Authors: addobosz, Wector1
This project aims to create crack maps in an unsupervised way using various deep learning models, focusing mostly on the GradCAM technique and its variants. The dataset used for this project is the Crack Segmentation Dataset from Kaggle.
- Data Preparation
- Data Augmentation
- Inspect the Dataset
- Class Imbalance
- Model Training
- Grad-CAM
- Grad-CAM++
- UP-CrackNet
- Results
The dataset is split into training and testing sets. The images are labeled as crack or non-crack based on their filenames. The data is then split into training, validation, and test sets.
To enhance the dataset, synthetic images are created by applying random 90-degree rotations, followed by optional horizontal and vertical flips. This doubles the amount of training data while maintaining high variability.
Visualize some images from the training dataset to inspect the data.
Check the percentage of crack and non-crack images in the training set to identify any class imbalance.
A performant classifier is needed to create activation maps for the gradcam method.
For this purpose, several models are tested: a simple CNN, VGG-16, and ResNet50. The function create_model handles the creation of different models. Each model is trained and evaluated on the dataset. These classifiers are necessary for generating Grad-CAM visualizations.
A straightforward CNN model trained on a relatively small number of epochs, achieving remarkable results.
VGG-16 with basic fine-tuning achieved astounding performance after only a few epochs of training.
ResNet's performance was inferior to its predecessors, given the same training data and number of epochs.

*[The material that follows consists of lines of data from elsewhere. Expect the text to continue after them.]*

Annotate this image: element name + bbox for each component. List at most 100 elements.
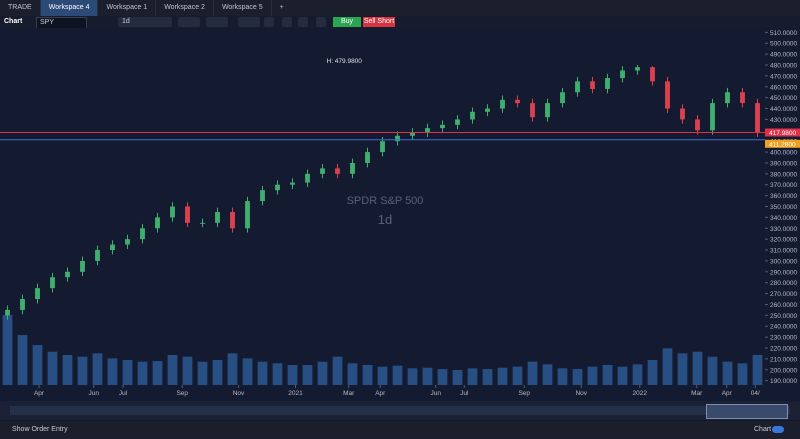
candle-body xyxy=(230,211,235,229)
x-tick-label: Jul xyxy=(460,390,469,397)
candle-body xyxy=(665,81,670,109)
candle-body xyxy=(740,92,745,104)
study-button[interactable] xyxy=(298,17,308,27)
candle-body xyxy=(545,103,550,118)
volume-bar xyxy=(62,355,73,385)
volume-bar xyxy=(137,361,148,385)
candle-body xyxy=(485,108,490,112)
y-tick-label: 270.0000 xyxy=(770,291,797,298)
watermark: SPDR S&P 500 xyxy=(347,195,424,207)
price-label-bg xyxy=(765,128,800,137)
candle-body xyxy=(170,206,175,218)
add-tab[interactable]: + xyxy=(279,4,284,11)
y-tick-label: 220.0000 xyxy=(770,345,797,352)
candle-body xyxy=(20,299,25,310)
chart-label: Chart xyxy=(754,426,772,433)
draw-button[interactable] xyxy=(178,17,200,27)
chart-type-button[interactable] xyxy=(150,17,172,27)
volume-bar xyxy=(2,315,13,385)
sell-short-button[interactable]: Sell Short xyxy=(363,17,395,27)
volume-bar xyxy=(632,364,643,385)
candle-body xyxy=(95,250,100,261)
candle-body xyxy=(335,168,340,174)
tab[interactable]: TRADE xyxy=(0,0,41,16)
candle-body xyxy=(110,244,115,251)
volume-bar xyxy=(47,351,58,385)
y-tick-label: 500.0000 xyxy=(770,41,797,48)
volume-bar xyxy=(257,361,268,385)
y-tick-label: 210.0000 xyxy=(770,356,797,363)
x-tick-label: Apr xyxy=(722,390,733,397)
candle-body xyxy=(35,288,40,300)
y-tick-label: 230.0000 xyxy=(770,335,797,342)
candle-body xyxy=(380,141,385,153)
candle-body xyxy=(275,184,280,191)
volume-bar xyxy=(317,361,328,385)
volume-bar xyxy=(467,368,478,385)
settings-button[interactable] xyxy=(316,17,326,27)
y-tick-label: 310.0000 xyxy=(770,248,797,255)
volume-bar xyxy=(122,360,133,385)
x-tick-label: 2021 xyxy=(288,390,303,397)
volume-bar xyxy=(212,360,223,385)
candle-body xyxy=(320,168,325,174)
candle-body xyxy=(500,99,505,109)
candle-body xyxy=(680,108,685,120)
x-tick-label: 04/ xyxy=(751,390,760,397)
candle-body xyxy=(185,206,190,223)
volume-bar xyxy=(77,356,88,385)
buy-button[interactable]: Buy xyxy=(333,17,361,27)
candle-body xyxy=(155,217,160,229)
candle-body xyxy=(560,92,565,104)
watermark-interval: 1d xyxy=(378,212,392,227)
y-tick-label: 510.0000 xyxy=(770,30,797,37)
volume-bar xyxy=(272,363,283,385)
x-tick-label: Jun xyxy=(89,390,100,397)
indicator-button[interactable] xyxy=(206,17,228,27)
chart-toggle[interactable] xyxy=(772,426,784,433)
candle-body xyxy=(290,182,295,185)
zoom-in[interactable] xyxy=(264,17,274,27)
volume-bar xyxy=(92,353,103,385)
price-axis-bg xyxy=(765,28,800,401)
volume-bar xyxy=(182,356,193,385)
interval-select[interactable]: 1d xyxy=(118,17,158,27)
y-tick-label: 240.0000 xyxy=(770,324,797,331)
volume-bar xyxy=(287,365,298,385)
volume-bar xyxy=(482,369,493,385)
volume-bar xyxy=(302,365,313,385)
y-tick-label: 260.0000 xyxy=(770,302,797,309)
tab[interactable]: Workspace 5 xyxy=(214,0,272,16)
volume-bar xyxy=(707,356,718,385)
tab[interactable]: Workspace 4 xyxy=(40,0,99,16)
order-entry-toggle[interactable]: Show Order Entry xyxy=(12,426,68,433)
candle-body xyxy=(260,190,265,202)
scroller[interactable] xyxy=(0,401,800,420)
line-button[interactable] xyxy=(238,17,260,27)
y-tick-label: 400.0000 xyxy=(770,150,797,157)
candle-body xyxy=(440,124,445,129)
x-tick-label: Sep xyxy=(176,390,188,397)
candle-body xyxy=(305,173,310,183)
candle-body xyxy=(200,222,205,224)
x-tick-label: Mar xyxy=(691,390,703,397)
zoom-out[interactable] xyxy=(282,17,292,27)
price-label-bg xyxy=(765,139,800,148)
price-label: 417.9800 xyxy=(769,130,796,137)
scroll-thumb[interactable] xyxy=(706,404,788,419)
y-tick-label: 390.0000 xyxy=(770,160,797,167)
y-tick-label: 250.0000 xyxy=(770,313,797,320)
candle-body xyxy=(530,103,535,118)
y-tick-label: 290.0000 xyxy=(770,269,797,276)
x-tick-label: Nov xyxy=(575,390,587,397)
tab[interactable]: Workspace 2 xyxy=(156,0,214,16)
y-tick-label: 430.0000 xyxy=(770,117,797,124)
chart: SPDR S&P 500 1d 510.0000 500.0000 490.0000… xyxy=(0,28,800,401)
y-tick-label: 280.0000 xyxy=(770,280,797,287)
candle-body xyxy=(710,103,715,131)
annotation: H: 479.9800 xyxy=(327,58,363,65)
volume-bar xyxy=(722,361,733,385)
y-tick-label: 340.0000 xyxy=(770,215,797,222)
volume-bar xyxy=(602,365,613,385)
tab[interactable]: Workspace 1 xyxy=(98,0,157,16)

Grad-CAM (Gradient-weighted Class Activation Mapping) is a visualization technique that helps interpret decisions made by deep convolutional neural networks (CNNs). It produces a heatmap highlighting important regions of an input image for a specific class prediction.
- Identify the Target Layer
- Compute Gradients
- Weight Averaging
- Weighted Sum
- ReLU Activation
Grad-CAM++ is an extension of the Grad-CAM algorithm that improves visual explanations for convolutional neural networks (CNNs). It addresses the limitations of Grad-CAM, particularly in handling images with multiple occurrences of the same class and poor localization of objects in single-object images.
Postprocessing is a vital step to refine the crack maps generated by the models. This involves:
Thresholding: Convert the grayscale output images into binary masks to highlight crack regions. Morphological Operations: Apply operations like dilation and erosion to remove noise and small artifacts from the binary masks. Skeletonization: Identify connected regions in the binary masks to isolate individual cracks.
- Pixel-wise Weighting of Gradients
- Higher-Order Gradients
- Closed-Form Solution
- ReLU Activation
- Vanishing gradient
As you can see in the picture below, our model sometimes may have problems with displaying heatmaps of atypical images. It seems that this issue is due to the vanishing gradient effect.
How does this affect the GradCAM++ algorithm?
- Weakened First-Order Gradients (most likely the case here):
Grad-CAM++ uses first-, second-, and third-order gradients to calculate pixel-wise importance weights. If the gradients are too small, the computed weights (alpha_weights) may become negligible, resulting in heatmaps with little to no activation (e.g., all-black heatmaps).
- Reduced Sensitivity in Deeper Layers:
In very deep networks, vanishing gradients can cause Grad-CAM++ to fail at capturing meaningful activations in deeper layers, as the contributions from those layers diminish. This was the issue when trying to extract heatmaps from ResNet which has plenty of layers.
- Noise Amplification in Higher-Order Gradients:
When gradients are already weak, the computation of second- and third-order gradients can amplify numerical instability or noise, further degrading the quality of the heatmap.
- Higher Computational Cost
- Grad-CAM++ involves the computation of second- and third-order gradients, which increases computational complexity compared to Grad-CAM.
- May be slower on large models or datasets.
- Susceptibility to Noise
- The reliance on higher-order gradients can make Grad-CAM++ sensitive to small variations in the feature maps or class scores, leading to noisy heatmaps in some cases.
- Potential Overemphasis
- The method can sometimes over-highlight regions due to pixel-wise weighting, potentially attributing importance to irrelevant areas if the higher-order gradients are misleading.
UP-CrackNet is an unsupervised pixel-wise road crack detection framework leveraging adversarial image restoration. Unlike supervised approaches requiring extensive annotated datasets, UP-CrackNet trains only on undamaged road images to perform crack detection.
- Random Corruption of Images
- Adversarial Image Restoration
- Testing Phase
- Loss Functions
- Dataset preprocessing to take fragments without cracks.
- Adjusting the path structure.
- Testing different architecture parameters.
- Changing the resultant grayscale images into binary masks to compare them with our dataset's format.
The results of the models and Grad-CAM visualizations are presented, showing the effectiveness of the models in detecting road cracks and generating crack maps.